OpenAI’s defense is straightforward: Musk is rewriting history. They argue he was involved in discussions about creating a for-profit structure, never delivered the full $1 billion he pledged, and that his real motivation is competitive — propping up xAI by hamstringing the rival he inadvertently helped create.
“This lawsuit has always been a baseless and jealous bid to derail a competitor,” OpenAI posted on X on Monday.
Musk fired back: “I started it, funded it, recruited critical talent.”
Why the Judge Split the Trial
Judge Yvonne Gonzalez Rogers made an unusual call: splitting the trial into two phases. First, liability — did OpenAI’s leadership actually defraud Musk? The jury weighs in, but their verdict is only advisory. The judge makes the final call.
If liability is found, a second phase determines remedies. This matters because even if the jury sides with Musk, the judge retains full discretion over damages and structural changes.
The liability phase should wrap by May 21st. The witness list reads like a tech industry yearbook: Musk, Altman, Brockman, and potentially Microsoft CEO Satya Nadella.
The jury dynamics are already fascinating. During selection, prospective jurors openly expressed negative views about Musk. One said, “Elon doesn’t care about people.” The judge acknowledged it directly: “The reality is people don’t like him.” The final nine — including a nurse and a painting company owner — said they could be fair despite their opinions.
The IPO Shadow
This trial doesn’t exist in a vacuum. OpenAI is widely expected to pursue an IPO, and a weeks-long trial airing dirty laundry about founding disputes, leadership ego trips, and corporate restructuring could chill investor enthusiasm at the worst possible moment.
Meanwhile, Musk is preparing to take SpaceX public in what could be a record-breaking IPO of its own. He also merged xAI with SpaceX earlier this year, further entangling his business interests with his legal claims against OpenAI.
The drip-drip of unflattering internal communications — diary entries questioning leadership, emails about control, debates about mission drift — could damage both sides. But OpenAI arguably has more to lose. Public trust in AI companies is already fragile.
Can a Nonprofit Mission Survive Billions of Dollars?
Beyond the personalities, this trial raises the question the entire AI industry should be grappling with: what happens when idealism meets economics?
OpenAI’s origin story was compelling because it was different. A nonprofit, open-source research lab building AI for everyone. But training frontier models costs hundreds of millions of dollars. You can’t do that on donations.
OpenAI’s solution — the capped-profit structure, then the full corporate restructuring completed last October — was pragmatic. It was also exactly the kind of mission drift Musk is alleging. The question isn’t whether OpenAI changed. It obviously did. The question is whether Musk was deceived about that change, or whether he was part of the conversation and simply lost the argument.
If Musk wins: Nonprofit-to-profit conversions in AI become legally vulnerable. Other AI organizations think twice about restructuring. Musk — who runs a direct competitor — gains enormous influence over OpenAI’s governance. And OpenAI’s IPO takes a serious hit.
If OpenAI wins: The pivot-to-profit model gets validated. Early investors can’t retroactively block corporate evolution.

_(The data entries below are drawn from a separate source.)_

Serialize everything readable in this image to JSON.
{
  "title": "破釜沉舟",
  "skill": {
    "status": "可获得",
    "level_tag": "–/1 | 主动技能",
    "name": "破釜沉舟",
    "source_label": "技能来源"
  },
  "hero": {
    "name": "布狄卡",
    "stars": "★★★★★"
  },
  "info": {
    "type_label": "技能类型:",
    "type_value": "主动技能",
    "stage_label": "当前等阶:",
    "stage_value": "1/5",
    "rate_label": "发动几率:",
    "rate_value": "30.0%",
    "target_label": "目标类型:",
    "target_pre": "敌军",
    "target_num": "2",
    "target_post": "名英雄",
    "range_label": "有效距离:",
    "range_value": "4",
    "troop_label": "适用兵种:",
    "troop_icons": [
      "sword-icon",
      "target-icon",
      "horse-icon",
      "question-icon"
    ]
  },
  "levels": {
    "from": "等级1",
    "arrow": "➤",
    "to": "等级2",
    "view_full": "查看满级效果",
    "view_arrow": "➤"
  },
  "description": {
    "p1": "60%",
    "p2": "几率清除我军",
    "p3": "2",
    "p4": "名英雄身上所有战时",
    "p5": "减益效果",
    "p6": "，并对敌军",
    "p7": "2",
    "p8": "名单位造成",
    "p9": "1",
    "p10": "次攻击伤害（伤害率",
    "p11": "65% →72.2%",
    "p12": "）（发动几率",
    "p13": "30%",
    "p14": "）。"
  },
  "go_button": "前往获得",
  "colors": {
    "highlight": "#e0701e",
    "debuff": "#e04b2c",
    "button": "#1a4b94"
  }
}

And the biggest obstacle to OpenAI’s IPO vanishes.
AI Governance on Trial
Strip away the billionaire drama, and this case is really about who decides how the most powerful technology in history gets developed. Musk’s argument, at its core, is that AI is too important for profit motives. Altman’s counter is that you need massive capital to compete, and capital demands returns.
Both are right. That tension — mission versus money, idealism versus pragmatism — is the central challenge facing every serious AI organization today. This trial won’t resolve it. But for the next four weeks, it’ll put it under a very bright spotlight.
The courtroom is in session. This one’s worth watching.